Engaging Unbelief
Opening closed minds
ENGAGING UNBELIEF
By Curtis Chang
IVP (US). 184 pages. £9.99
I was hooked on the book when I read the question on the back cover: 'How can we present the truth about Jesus to a world that rejects all truth claims?' This is a crucial issue as increasingly Christians face stunned silence when daring to say that they believe that Jesus Christ is the only way to God.
Curtis Chang works for InterVarsity (UCCF's sister organisation in the US) amongst some of the finest brains in the world at Harvard and MIT and so promised insights mined from the coalface of evangelistic ministry.
Chang borrows selectively from the work of theologians like Stanley Hauerwas and Lesslie Newbigin and philosophers such as Jean Francois Lyotard and Alasdair MacIntyre. I approve of his rejection of the apologetic approach of arguing people down to a set of indubitable certainties (like the law of non-contradiction) and then reasoning up from them to the gospel. Following Newbigin and MacIntyre, Chang sees that people find reasonable those things that fit within the story they have been told to explain the way the world is. Chang proposes a three-stage strategy of entering the challenger's story, retelling the challenger's story and capturing the retold tale within the gospel story. Chang illustrates this model by analysing two landmark works in Christian theology: Thomas Aquinas' Summa Contra Gentiles and Augustine's City of God. He deftly puts these works in their historical context and demonstrates their significance as apologetic works. I must confess to not having read these works for myself and found Chang's overviews fascinating and helpful.

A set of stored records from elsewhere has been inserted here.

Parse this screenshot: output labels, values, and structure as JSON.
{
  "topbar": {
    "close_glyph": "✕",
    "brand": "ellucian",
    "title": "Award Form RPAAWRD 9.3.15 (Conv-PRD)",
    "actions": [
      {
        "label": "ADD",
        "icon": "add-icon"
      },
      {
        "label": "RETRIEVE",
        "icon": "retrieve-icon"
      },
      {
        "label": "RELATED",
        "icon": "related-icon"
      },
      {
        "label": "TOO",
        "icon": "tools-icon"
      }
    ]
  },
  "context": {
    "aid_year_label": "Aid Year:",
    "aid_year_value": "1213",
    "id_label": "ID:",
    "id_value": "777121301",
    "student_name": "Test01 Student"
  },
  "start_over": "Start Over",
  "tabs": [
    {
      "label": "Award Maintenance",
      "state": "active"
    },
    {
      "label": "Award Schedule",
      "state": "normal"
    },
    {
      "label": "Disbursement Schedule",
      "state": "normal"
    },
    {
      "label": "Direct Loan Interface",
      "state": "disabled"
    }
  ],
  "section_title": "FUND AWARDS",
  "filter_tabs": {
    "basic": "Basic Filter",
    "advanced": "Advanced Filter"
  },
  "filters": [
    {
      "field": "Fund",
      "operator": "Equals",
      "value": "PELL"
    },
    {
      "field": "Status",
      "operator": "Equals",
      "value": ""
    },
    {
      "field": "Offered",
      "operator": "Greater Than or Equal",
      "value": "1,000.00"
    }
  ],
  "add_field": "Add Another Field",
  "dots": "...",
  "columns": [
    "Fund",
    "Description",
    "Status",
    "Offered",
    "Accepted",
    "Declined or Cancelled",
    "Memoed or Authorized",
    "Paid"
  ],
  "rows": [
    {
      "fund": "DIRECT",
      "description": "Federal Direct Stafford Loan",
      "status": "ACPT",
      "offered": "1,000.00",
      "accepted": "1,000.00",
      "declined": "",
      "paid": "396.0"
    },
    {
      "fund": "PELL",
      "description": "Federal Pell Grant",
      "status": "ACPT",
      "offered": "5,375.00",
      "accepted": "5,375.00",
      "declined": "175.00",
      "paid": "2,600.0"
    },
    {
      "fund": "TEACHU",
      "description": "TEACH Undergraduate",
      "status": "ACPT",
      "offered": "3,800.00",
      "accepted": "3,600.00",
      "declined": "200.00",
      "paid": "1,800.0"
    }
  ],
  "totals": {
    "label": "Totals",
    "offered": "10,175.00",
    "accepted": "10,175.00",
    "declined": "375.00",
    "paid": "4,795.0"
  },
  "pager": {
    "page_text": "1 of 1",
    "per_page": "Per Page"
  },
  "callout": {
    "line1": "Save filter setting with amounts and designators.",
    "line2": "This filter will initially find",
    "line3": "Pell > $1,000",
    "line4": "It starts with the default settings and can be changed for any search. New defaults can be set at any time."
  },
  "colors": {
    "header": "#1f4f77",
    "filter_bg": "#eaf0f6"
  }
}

Finally, Chang offers some signposts for presenting the gospel in our contemporary context, which included encouragement to engage with cinema, to reinterpret post-modern understandings of the self and to beware of both trendiness and traditionalism. Unfortunately these insights seemed somewhat ad hoc. In my opinion Chang spends too much time exploring the historical and descriptive and not enough on contemporary application. His three-fold strategy sounds appealing but it would have been good to see some worked examples for our contemporary culture. My other disappointment was that the apologetic strategy outlined was predominantly rhetorical rather than incarnational. A more holistic approach that took on board the place of the church as the community that embodies the truth of the gospel would have been helpful. This is a complex and fascinating book that will repay careful reading.